La voz de Martí

El hombre continente. Foto: Raciel Ponce

El hombre continente. Foto: Raciel Ponce

Hace unos pocos años, una noticia me estremeció: buscaban la voz de Martí en un cilindro de Edison. Se aludía a la certeza de que el gran inventor y el orador cubano se conocieron en Nueva York, que el cilindro existió; aunque no ha aparecido… todavía.

¿Y si apareciera? ¿Se podría comprobar aquello de  que  tenía una voz dulce, que su tono podía ser un torrente? ¿Qué sorpresa nos aguardaría? Describir una voz es muy difícil. Lo inasible solo se sostiene en el aire.

Siempre he imaginado a Martí frente al micrófono, en una cabina de radio, por ejemplo. Y hasta me permito estar del lado de acá de los controles, dándole una señal detrás del cristal. Será un anacronismo, pero es un sueño.

Si Martí fuese mi compañero, le daría un abrazo. Sería lo primero. Un abrazo vale más que un discurso.
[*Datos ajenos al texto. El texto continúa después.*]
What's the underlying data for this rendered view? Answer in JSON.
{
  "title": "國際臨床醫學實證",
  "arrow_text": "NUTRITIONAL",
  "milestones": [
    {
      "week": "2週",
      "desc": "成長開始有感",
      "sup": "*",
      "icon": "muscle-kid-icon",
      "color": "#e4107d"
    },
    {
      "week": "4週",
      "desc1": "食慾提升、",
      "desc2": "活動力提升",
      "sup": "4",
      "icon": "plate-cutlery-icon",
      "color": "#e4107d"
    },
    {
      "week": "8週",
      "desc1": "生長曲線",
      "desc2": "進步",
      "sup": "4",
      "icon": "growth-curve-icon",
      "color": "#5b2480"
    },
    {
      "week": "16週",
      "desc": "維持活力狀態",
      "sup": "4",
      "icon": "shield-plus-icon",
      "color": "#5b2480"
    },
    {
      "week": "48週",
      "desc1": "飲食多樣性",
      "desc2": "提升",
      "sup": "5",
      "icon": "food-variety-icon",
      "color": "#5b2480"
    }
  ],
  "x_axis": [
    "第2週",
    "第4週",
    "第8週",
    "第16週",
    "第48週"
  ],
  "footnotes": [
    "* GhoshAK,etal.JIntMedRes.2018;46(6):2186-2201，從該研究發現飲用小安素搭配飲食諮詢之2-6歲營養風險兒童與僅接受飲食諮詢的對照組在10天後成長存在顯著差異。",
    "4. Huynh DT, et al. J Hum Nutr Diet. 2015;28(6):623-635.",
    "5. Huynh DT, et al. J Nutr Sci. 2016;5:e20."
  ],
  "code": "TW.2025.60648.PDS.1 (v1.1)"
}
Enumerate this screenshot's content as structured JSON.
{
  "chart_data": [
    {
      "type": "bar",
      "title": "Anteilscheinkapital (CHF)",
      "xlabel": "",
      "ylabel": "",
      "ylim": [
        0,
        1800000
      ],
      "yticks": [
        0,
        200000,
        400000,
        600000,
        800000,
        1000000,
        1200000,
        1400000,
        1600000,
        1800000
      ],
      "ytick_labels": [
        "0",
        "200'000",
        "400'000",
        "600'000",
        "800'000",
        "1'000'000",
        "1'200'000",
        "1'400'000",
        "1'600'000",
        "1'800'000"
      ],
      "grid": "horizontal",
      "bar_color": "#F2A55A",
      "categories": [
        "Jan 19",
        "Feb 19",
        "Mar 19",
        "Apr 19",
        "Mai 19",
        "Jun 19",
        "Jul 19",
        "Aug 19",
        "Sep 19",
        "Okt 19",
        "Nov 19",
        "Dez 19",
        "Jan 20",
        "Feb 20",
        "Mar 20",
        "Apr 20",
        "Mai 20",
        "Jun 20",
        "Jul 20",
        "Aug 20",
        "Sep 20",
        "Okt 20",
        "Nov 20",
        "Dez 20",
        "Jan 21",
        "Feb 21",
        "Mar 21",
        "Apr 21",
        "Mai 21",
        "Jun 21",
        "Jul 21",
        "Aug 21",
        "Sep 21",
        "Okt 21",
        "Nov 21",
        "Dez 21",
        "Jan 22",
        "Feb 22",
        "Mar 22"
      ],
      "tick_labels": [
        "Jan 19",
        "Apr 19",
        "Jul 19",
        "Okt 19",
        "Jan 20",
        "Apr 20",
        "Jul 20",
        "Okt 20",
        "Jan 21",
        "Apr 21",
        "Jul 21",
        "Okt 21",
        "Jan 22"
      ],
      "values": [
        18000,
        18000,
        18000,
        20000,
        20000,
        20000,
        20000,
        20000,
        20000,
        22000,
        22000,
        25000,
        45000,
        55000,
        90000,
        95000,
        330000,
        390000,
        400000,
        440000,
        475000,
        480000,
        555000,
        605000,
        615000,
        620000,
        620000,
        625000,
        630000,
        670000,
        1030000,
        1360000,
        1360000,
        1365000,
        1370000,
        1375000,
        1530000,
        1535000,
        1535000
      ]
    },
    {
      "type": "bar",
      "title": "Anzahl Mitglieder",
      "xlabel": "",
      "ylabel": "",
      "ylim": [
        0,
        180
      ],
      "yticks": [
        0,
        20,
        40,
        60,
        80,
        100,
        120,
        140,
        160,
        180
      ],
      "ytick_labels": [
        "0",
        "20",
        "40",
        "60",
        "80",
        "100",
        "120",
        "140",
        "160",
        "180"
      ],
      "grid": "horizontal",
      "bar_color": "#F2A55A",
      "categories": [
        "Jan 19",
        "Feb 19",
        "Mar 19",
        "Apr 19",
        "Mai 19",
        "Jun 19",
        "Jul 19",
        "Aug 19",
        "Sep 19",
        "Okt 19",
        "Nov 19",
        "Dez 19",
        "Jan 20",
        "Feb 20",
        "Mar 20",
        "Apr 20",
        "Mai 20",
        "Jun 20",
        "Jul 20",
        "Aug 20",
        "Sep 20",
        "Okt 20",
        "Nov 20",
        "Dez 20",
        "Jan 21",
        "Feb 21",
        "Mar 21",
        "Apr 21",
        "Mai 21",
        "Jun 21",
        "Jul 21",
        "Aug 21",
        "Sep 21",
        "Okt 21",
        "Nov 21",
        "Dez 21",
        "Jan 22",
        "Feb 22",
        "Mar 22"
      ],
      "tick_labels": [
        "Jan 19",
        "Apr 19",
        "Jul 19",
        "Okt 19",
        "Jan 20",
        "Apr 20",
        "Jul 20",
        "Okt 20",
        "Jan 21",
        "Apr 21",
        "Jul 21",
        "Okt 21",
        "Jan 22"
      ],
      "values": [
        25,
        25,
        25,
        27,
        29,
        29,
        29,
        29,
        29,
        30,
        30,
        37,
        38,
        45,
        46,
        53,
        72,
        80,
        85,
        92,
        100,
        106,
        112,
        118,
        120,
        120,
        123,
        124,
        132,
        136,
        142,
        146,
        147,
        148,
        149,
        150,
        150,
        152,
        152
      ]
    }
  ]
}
Y no tendría pena confesarle que de todas sus frases, prefiero una: “Libertad es el derecho que todo hombre tiene a ser honrado, y a pensar y a hablar sin hipocresía”. Lo escribió en aquella revista sin edad y escrita en oro. Son palabras tremendas.

Para aquellos que suelen entresacar aquí y allá alguna sentencia martiana, sin detenerse más que en la cáscara, el poeta Nicolás Guillén les reservó un epigrama: Martí, debe ser terrible / soportar cada día / tanta cita difusa, / tanta literatura”.

Hay un pasaje que describió Blanche Zacharie de Baralt que me conmueve. En su libro El Martí que yo conocí, cuenta que solía escoger en los bailes a las más feas, para que no se les resquebrajara el ánimo, para que no les mordiera la fealdad. Querría haber estado en aquellos salones.

Gabriela Mistral vio en él,  “la condición arcangélica en que reside su ternura y su fuerza”, Federico de Onís, “el ímpetu hercúleo, superador de épocas y escuelas”, Dulce María Loynaz una maestría “que casi no se puede enjuiciar” y Joel James, una “futuridad palmaria”.

Esas consideraciones casi me detienen, pero escojo la pasión, no el mármol. Martí no escatima su condición humana: “¡Y tantas cosas como pudieran hacerse en vida! Pero tenemos estómago. Y ese otro estómago que cuelga, y que suele tener hambres terribles”. A lo que Toledo Sande en su biografía del héroe, Cesto de llamas calificara como “las apetencias propias de un varón pleno”, no se alude con frecuencia; pero allí estaban.

Hubiese querido ver a Martí en su propio despacho, mientras el escandinavo  Hermann Norman trazaba su imagen al óleo, con la pluma en su mano fina y nerviosa. “Era lo que los americanos llaman un live wire, un alambre vivo, alerta, erguido”, cito de nuevo a  Zacharie de Baralt. Tenía entonces 38 años.

Siempre me he preguntado por qué la médula de su obra ha resistido incólume, siglo y medio. Será que su principal partido fue la ética, que miró a la raíz, que miró hondo.  Primero a la nobleza, antes que a la cuna. A las alturas antes que a las flaquezas. Y fue cubano, lo mismo en Playitas que en Nueva York.

En una Cuba colonizada por España, José María Heredia fue tildado de traidor, de ángel caído, al escribir una carta al Capitán general español para que le permitiera entrar a la Isla. Martí fu lapidario al valorar aquella encrucijada del poeta que “había tenido valor para todo, menos para morir sin volver a ver a su madre y a sus palmas”.

Martí fue un sanador.  

Cada vez que paso por la fragua martiana me imagino al adolescente picapedrero. Miro los peñascos de la otrora cantera de San Lázaro, quiero gastar aquellas piedras. Me pesan las cadenas.

Pero, repito, siempre he imaginado a Martí frente al micrófono: arcangélico, hercúleo, maestro, palmario ¿Qué diría? ¿De qué temas hablaría? Me hubiera gustado escuchar, al menos, una cuarteta en su propia voz. Una sencilla, y por eso difícil. Ocho versos, apenas ocho, que recogen toda la filosofía de su vida.

“Cultivo una rosa blanca, / En julio como en enero / Para el amigo sincero / Que me da su mano franca // Y para el cruel que me arranca / El corazón con que vivo / Cardo ni oruga cultivo / Cultivo una rosa blanca”.